This chapter frames climate change mitigation policies in the context of general development issues and recognizes that there is a two-way relationship between climate change and sustainable development. These relationships create a wide potential for linking climate change and sustainable development policies, and an emerging literature has identified methodological approaches and specific policies that can be used to explore synergies and tradeoffs between climate change and economic, social, and environmental sustainability dimensions.
Decision-making about climate change policies is a very complex and demanding task since there is no single decisionmaker and different stakeholders assign different values to climate change impacts and to the costs and benefits of policy actions. However, many new initiatives emerge from governmental cooperation efforts, the business sector and NGOs (non-governmental organizations), so various coalitions presently play an increasing role. A large number of analytical approaches can be used to support decision-making, and progress has been made both in integrated assessment models, policy dialogues and other decision support tools.
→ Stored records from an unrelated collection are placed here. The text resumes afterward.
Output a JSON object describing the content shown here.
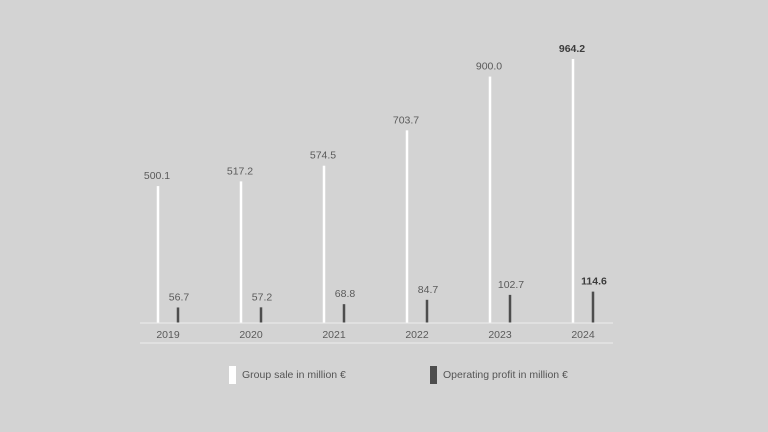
{
  "chart_data": {
    "type": "bar",
    "categories": [
      "2019",
      "2020",
      "2021",
      "2022",
      "2023",
      "2024"
    ],
    "series": [
      {
        "name": "Group sale in million €",
        "color": "#ffffff",
        "values": [
          500.1,
          517.2,
          574.5,
          703.7,
          900.0,
          964.2
        ],
        "labels": [
          "500.1",
          "517.2",
          "574.5",
          "703.7",
          "900.0",
          "964.2"
        ]
      },
      {
        "name": "Operating profit in million €",
        "color": "#4d4d4d",
        "values": [
          56.7,
          57.2,
          68.8,
          84.7,
          102.7,
          114.6
        ],
        "labels": [
          "56.7",
          "57.2",
          "68.8",
          "84.7",
          "102.7",
          "114.6"
        ]
      }
    ],
    "bold_category": "2024",
    "legend_position": "bottom",
    "grid": false
  }
}
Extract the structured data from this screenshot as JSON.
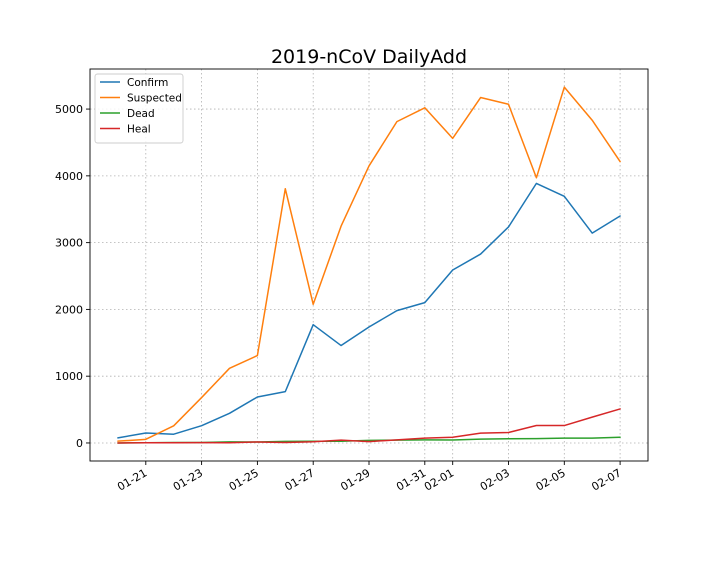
{
  "chart_data": {
    "type": "line",
    "title": "2019-nCoV DailyAdd",
    "xlabel": "",
    "ylabel": "",
    "x": [
      "01-20",
      "01-21",
      "01-22",
      "01-23",
      "01-24",
      "01-25",
      "01-26",
      "01-27",
      "01-28",
      "01-29",
      "01-30",
      "01-31",
      "02-01",
      "02-02",
      "02-03",
      "02-04",
      "02-05",
      "02-06",
      "02-07"
    ],
    "xticks": [
      "01-21",
      "01-23",
      "01-25",
      "01-27",
      "01-29",
      "01-31",
      "02-01",
      "02-03",
      "02-05",
      "02-07"
    ],
    "yticks": [
      0,
      1000,
      2000,
      3000,
      4000,
      5000
    ],
    "ylim": [
      -270,
      5600
    ],
    "grid": true,
    "legend_position": "upper-left",
    "series": [
      {
        "name": "Confirm",
        "color": "#1f77b4",
        "values": [
          77,
          149,
          131,
          259,
          444,
          688,
          769,
          1771,
          1459,
          1737,
          1982,
          2102,
          2590,
          2829,
          3235,
          3887,
          3694,
          3143,
          3399
        ]
      },
      {
        "name": "Suspected",
        "color": "#ff7f0e",
        "values": [
          27,
          54,
          257,
          680,
          1118,
          1309,
          3806,
          2077,
          3248,
          4148,
          4812,
          5019,
          4562,
          5173,
          5072,
          3971,
          5328,
          4833,
          4214
        ]
      },
      {
        "name": "Dead",
        "color": "#2ca02c",
        "values": [
          0,
          3,
          8,
          8,
          16,
          15,
          24,
          26,
          26,
          38,
          43,
          46,
          45,
          57,
          64,
          65,
          73,
          73,
          86
        ]
      },
      {
        "name": "Heal",
        "color": "#d62728",
        "values": [
          0,
          3,
          4,
          6,
          4,
          15,
          8,
          18,
          43,
          21,
          47,
          72,
          85,
          147,
          157,
          262,
          261,
          387,
          510
        ]
      }
    ]
  }
}
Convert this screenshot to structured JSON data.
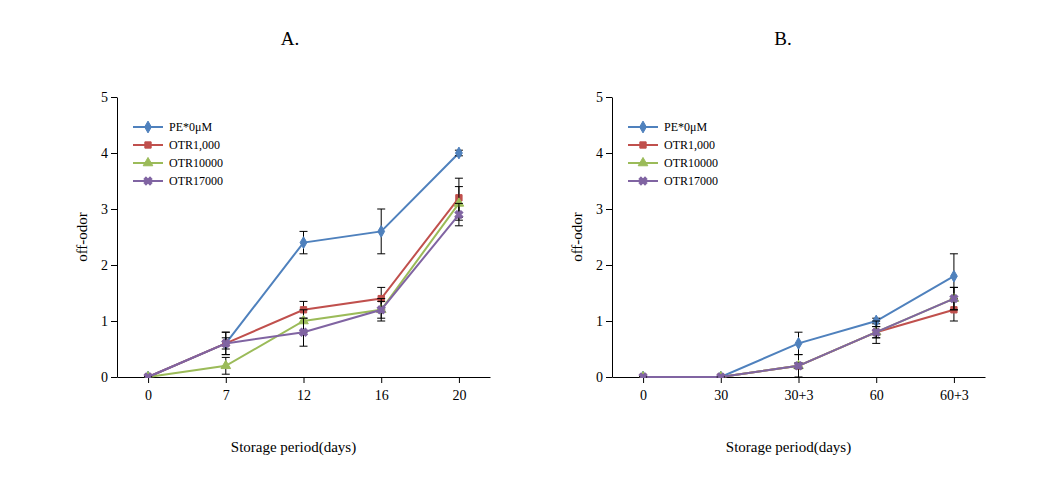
{
  "chart_data": [
    {
      "type": "line",
      "title": "A.",
      "x_label": "Storage period(days)",
      "y_label": "off-odor",
      "categories": [
        "0",
        "7",
        "12",
        "16",
        "20"
      ],
      "ylim": [
        0,
        5
      ],
      "yticks": [
        0,
        1,
        2,
        3,
        4,
        5
      ],
      "grid": false,
      "legend": "upper left",
      "series": [
        {
          "name": "PE*0μM",
          "color": "#4f81bd",
          "marker": "diamond",
          "values": [
            0,
            0.6,
            2.4,
            2.6,
            4.0
          ],
          "errors": [
            0,
            0.2,
            0.2,
            0.4,
            0.05
          ]
        },
        {
          "name": "OTR1,000",
          "color": "#c0504d",
          "marker": "square",
          "values": [
            0,
            0.6,
            1.2,
            1.4,
            3.2
          ],
          "errors": [
            0,
            0.1,
            0.15,
            0.2,
            0.35
          ]
        },
        {
          "name": "OTR10000",
          "color": "#9bbb59",
          "marker": "triangle",
          "values": [
            0,
            0.2,
            1.0,
            1.2,
            3.1
          ],
          "errors": [
            0,
            0.15,
            0.2,
            0.2,
            0.3
          ]
        },
        {
          "name": "OTR17000",
          "color": "#8064a2",
          "marker": "cross",
          "values": [
            0,
            0.6,
            0.8,
            1.2,
            2.9
          ],
          "errors": [
            0,
            0.2,
            0.25,
            0.15,
            0.2
          ]
        }
      ]
    },
    {
      "type": "line",
      "title": "B.",
      "x_label": "Storage period(days)",
      "y_label": "off-odor",
      "categories": [
        "0",
        "30",
        "30+3",
        "60",
        "60+3"
      ],
      "ylim": [
        0,
        5
      ],
      "yticks": [
        0,
        1,
        2,
        3,
        4,
        5
      ],
      "grid": false,
      "legend": "upper left",
      "series": [
        {
          "name": "PE*0μM",
          "color": "#4f81bd",
          "marker": "diamond",
          "values": [
            0,
            0,
            0.6,
            1.0,
            1.8
          ],
          "errors": [
            0,
            0,
            0.2,
            0.05,
            0.4
          ]
        },
        {
          "name": "OTR1,000",
          "color": "#c0504d",
          "marker": "square",
          "values": [
            0,
            0,
            0.2,
            0.8,
            1.2
          ],
          "errors": [
            0,
            0,
            0.2,
            0.2,
            0.2
          ]
        },
        {
          "name": "OTR10000",
          "color": "#9bbb59",
          "marker": "triangle",
          "values": [
            0,
            0,
            0.2,
            0.8,
            1.4
          ],
          "errors": [
            0,
            0,
            0.05,
            0.1,
            0.2
          ]
        },
        {
          "name": "OTR17000",
          "color": "#8064a2",
          "marker": "cross",
          "values": [
            0,
            0,
            0.2,
            0.8,
            1.4
          ],
          "errors": [
            0,
            0,
            0.05,
            0.1,
            0.2
          ]
        }
      ]
    }
  ]
}
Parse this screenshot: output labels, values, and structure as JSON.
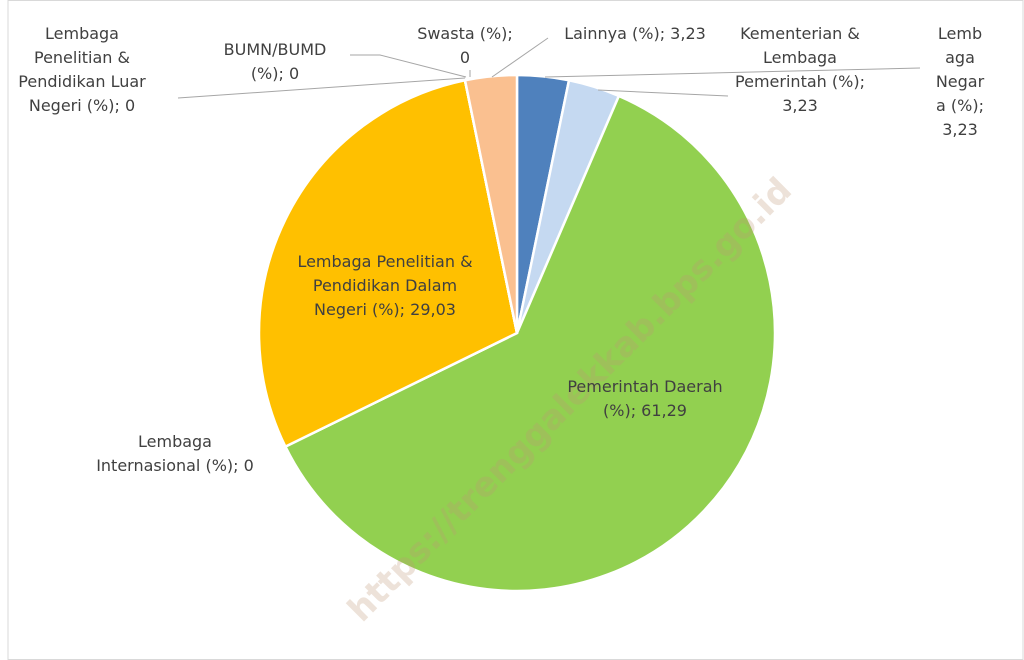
{
  "chart_data": {
    "type": "pie",
    "watermark": "https://trenggalekkab.bps.go.id",
    "label_separator": "; ",
    "categories": [
      "Lembaga Negara (%)",
      "Kementerian & Lembaga Pemerintah (%)",
      "Pemerintah Daerah (%)",
      "Lembaga Internasional (%)",
      "Lembaga Penelitian & Pendidikan Dalam Negeri (%)",
      "Lembaga Penelitian & Pendidikan Luar Negeri (%)",
      "BUMN/BUMD (%)",
      "Swasta (%)",
      "Lainnya (%)"
    ],
    "values": [
      3.23,
      3.23,
      61.29,
      0,
      29.03,
      0,
      0,
      0,
      3.23
    ],
    "value_labels": [
      "3,23",
      "3,23",
      "61,29",
      "0",
      "29,03",
      "0",
      "0",
      "0",
      "3,23"
    ],
    "colors": [
      "#4f81bd",
      "#c5d9f1",
      "#92d050",
      "#a5a5a5",
      "#ffc000",
      "#7f7f7f",
      "#5b9bd5",
      "#ed7d31",
      "#fac090"
    ]
  }
}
Like most policy-making, climate policy involves trading off risks and uncertainties. Risks and uncertainties have not only natural but also human and social dimensions. They arise from missing, incomplete and imperfect evidence, from voluntary or involuntary limits to information management, from difficulties in incorporating some variables into formal analysis, as well as from the inherently unpredictable elements of complex systems. An increasing international literature considers how the limits of the evidence basis and other sources of uncertainties can be estimated.